CastingHistory ensures names persist across sessions. Once an agent is cast with a name, that name is recorded in history.json. On subsequent casts with the same configuration, the history is consulted first and the same names are returned.
import { CastingHistory } from '@bradygaster/squad-sdk';

const history = new CastingHistory();

// Record a cast
history.recordCast(team, config);

// Serialize to disk
const serialized = history.serializeHistory();

// Query history for a specific agent
const agentHistory = history.getAgentHistory('Keyser');
console.log(`Keyser appeared in ${agentHistory.length} cast(s)`);
The serialized history includes a version field and an array of CastingRecord objects, each containing the full team lineup, the universe used, and a timestamp.
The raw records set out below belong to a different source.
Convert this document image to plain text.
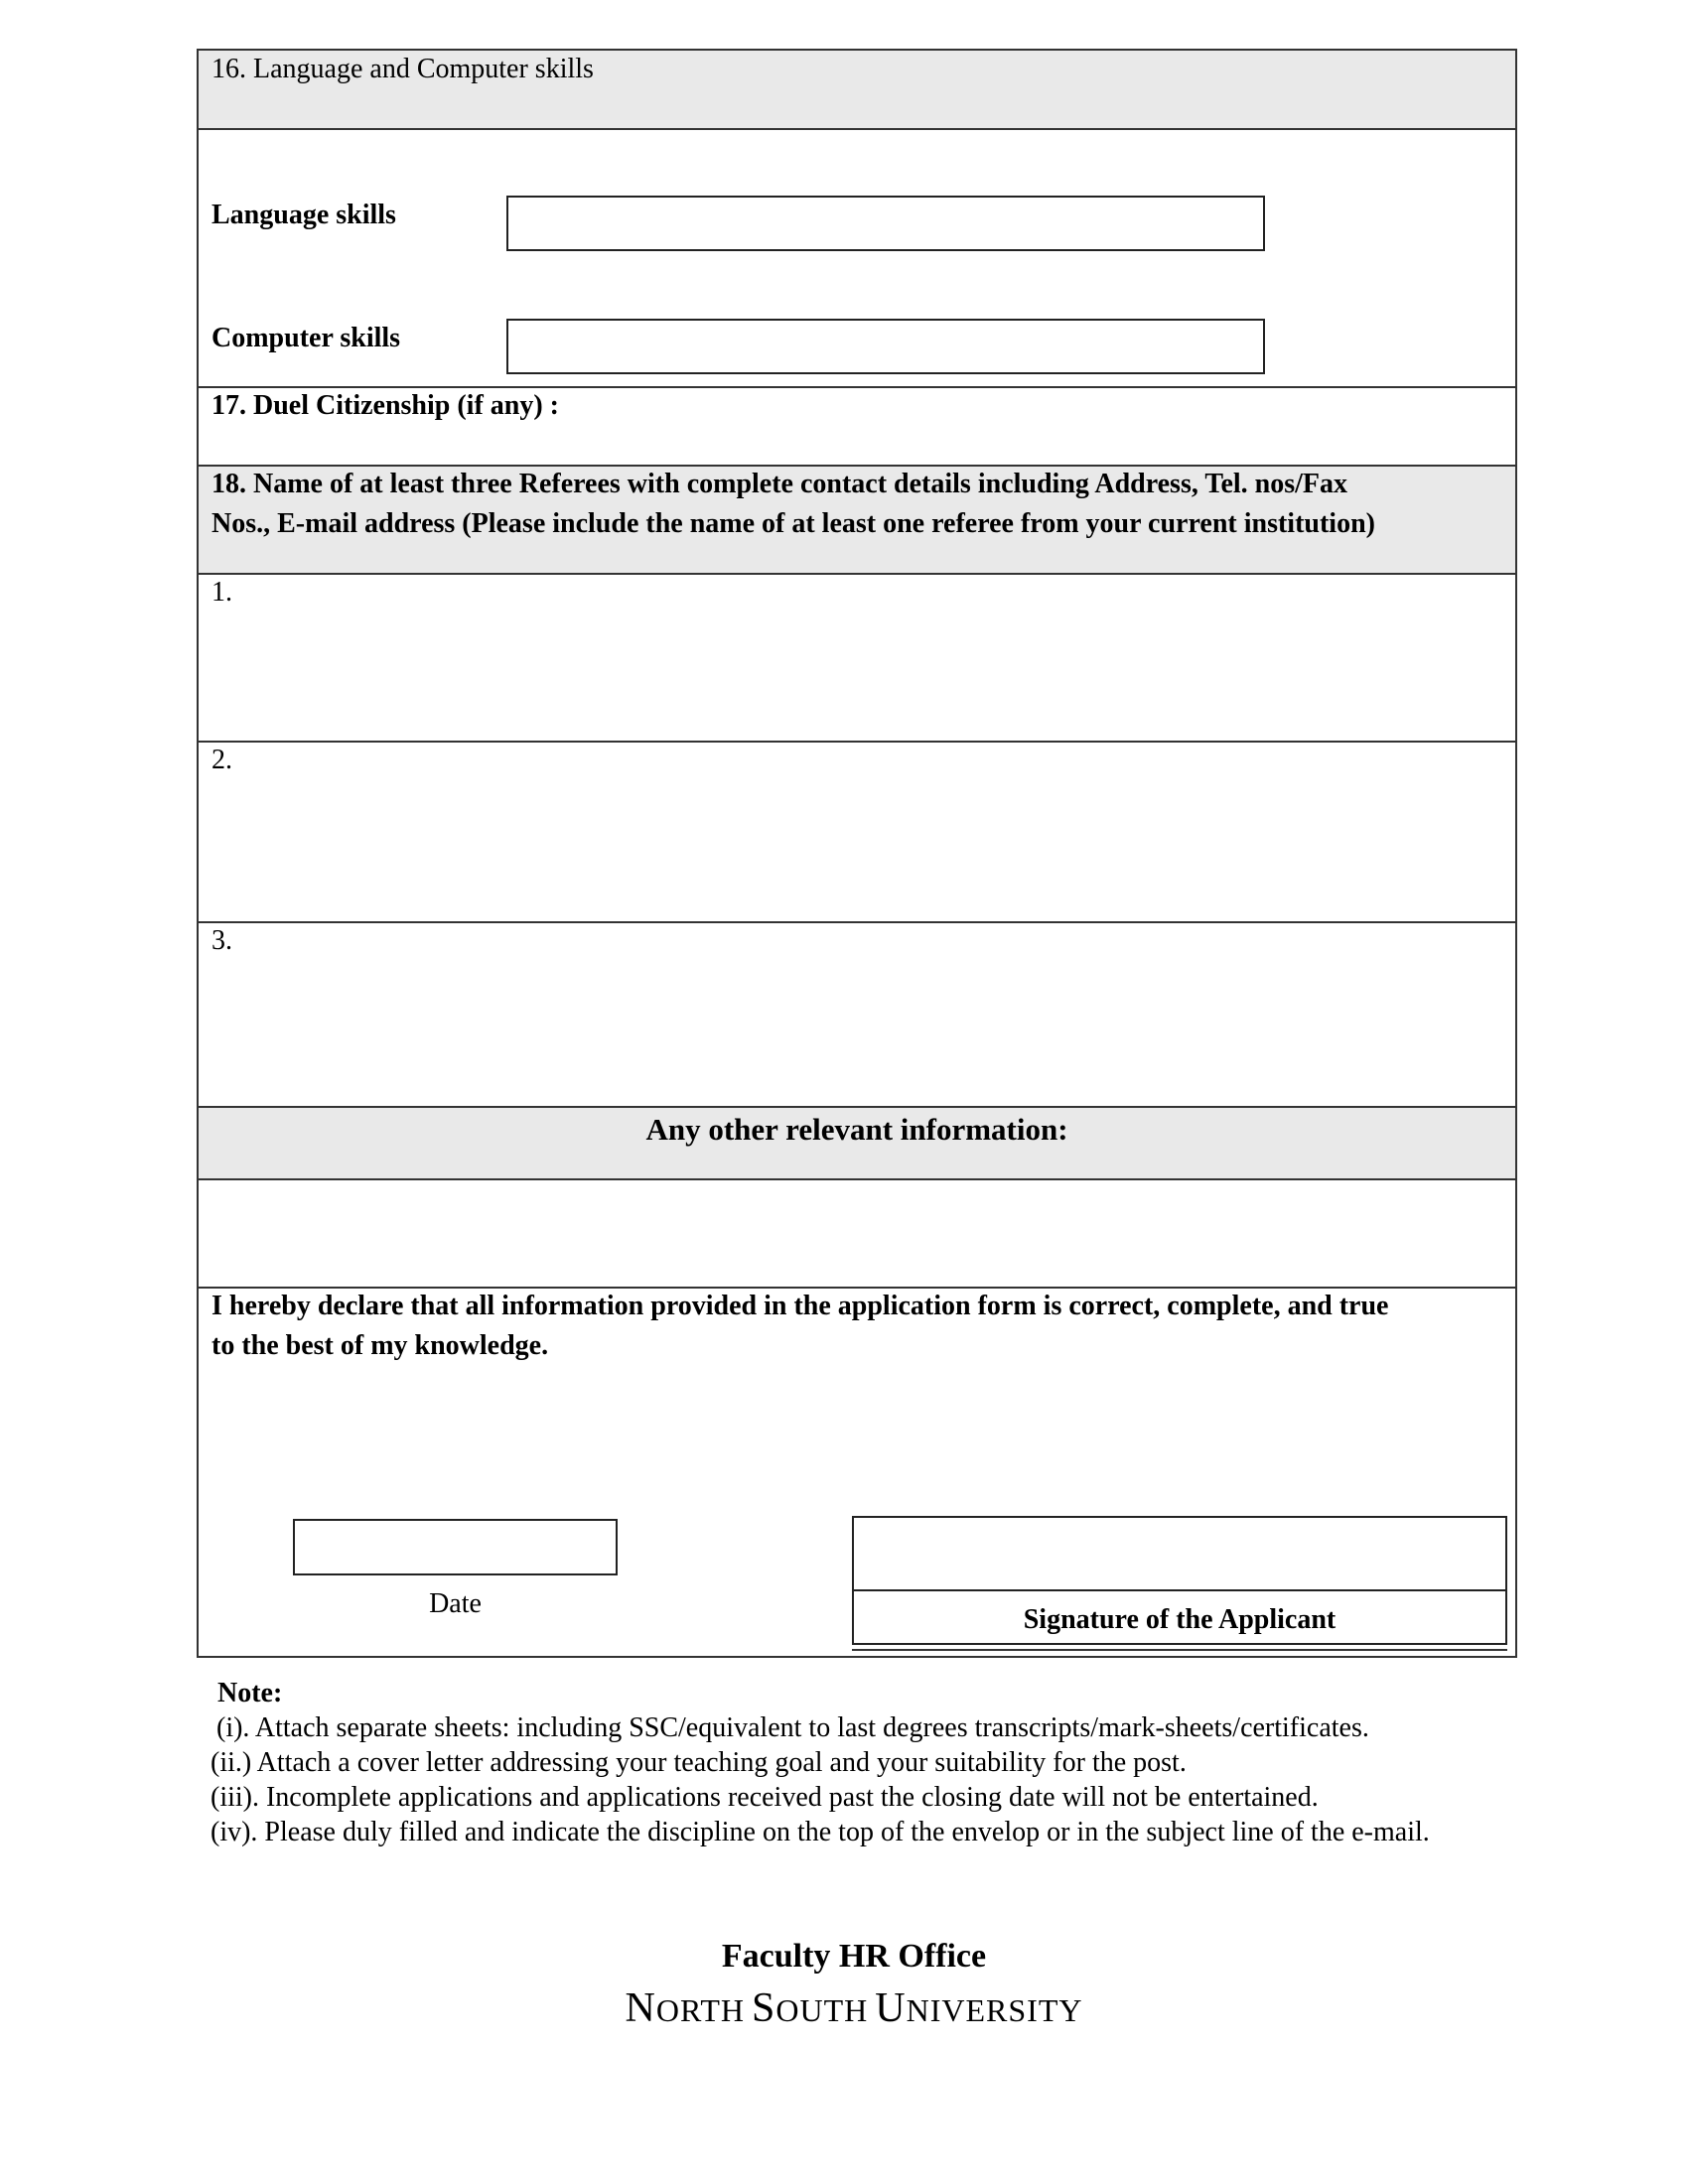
16. Language and Computer skills
Language skills
Computer skills
17. Duel Citizenship (if any) :
18. Name of at least three Referees with complete contact details including Address, Tel. nos/Fax
Nos., E-mail address (Please include the name of at least one referee from your current institution)
1.
2.
3.
Any other relevant information:
I hereby declare that all information provided in the application form is correct, complete, and true
to the best of my knowledge.
Date
Signature of the Applicant
Note:
(i). Attach separate sheets: including SSC/equivalent to last degrees transcripts/mark-sheets/certificates.
(ii.) Attach a cover letter addressing your teaching goal and your suitability for the post.
(iii). Incomplete applications and applications received past the closing date will not be entertained.
(iv). Please duly filled and indicate the discipline on the top of the envelop or in the subject line of the e-mail.
Faculty HR Office
NORTH SOUTH UNIVERSITY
This makes it straightforward to audit when and how the team was cast, and to restore a previous cast if needed.

SDK Usage

Here is a complete example from the hello-squad sample showing how to cast a team, onboard agents, and persist the casting history:
import { resolveSquad, CastingEngine, CastingHistory, onboardAgent } from '@bradygaster/squad-sdk';
import type { CastMember, AgentRole } from '@bradygaster/squad-sdk';

// Step 1: Cast a team of 4 agents from The Usual Suspects
const engine = new CastingEngine();
const roles: AgentRole[] = ['lead', 'developer', 'tester', 'scribe'];

const team: CastMember[] = engine.castTeam({
  universe: 'usual-suspects',
  teamSize: roles.length,
  requiredRoles: roles,
});

// Each CastMember has: name, role, personality, backstory, displayName
for (const member of team) {
  console.log(`🎭 ${member.displayName}`);
  // e.g. "Keyser — Lead"
}

// Step 2: Onboard each agent (creates charter.md and history.md)
for (const member of team) {
  await onboardAgent({
    teamRoot: '/path/to/project',
    agentName: member.name.toLowerCase(),
    role: member.role,
    displayName: member.displayName,
    projectContext: 'Description of your project',
    userName: 'YourName',
  });
}

// Step 3: Persist casting history so names survive across sessions
const history = new CastingHistory();
const config = { universe: 'usual-suspects' as const, teamSize: 4, requiredRoles: roles };
history.recordCast(team, config);

// Casting is deterministic — same config always produces same names
const team2 = engine.castTeam(config);
const match = team.every((m, i) => m.name === team2[i].name);
console.log(`Names match: ${match}`); // true
See the full sample at /samples/hello-squad/index.ts in the repository.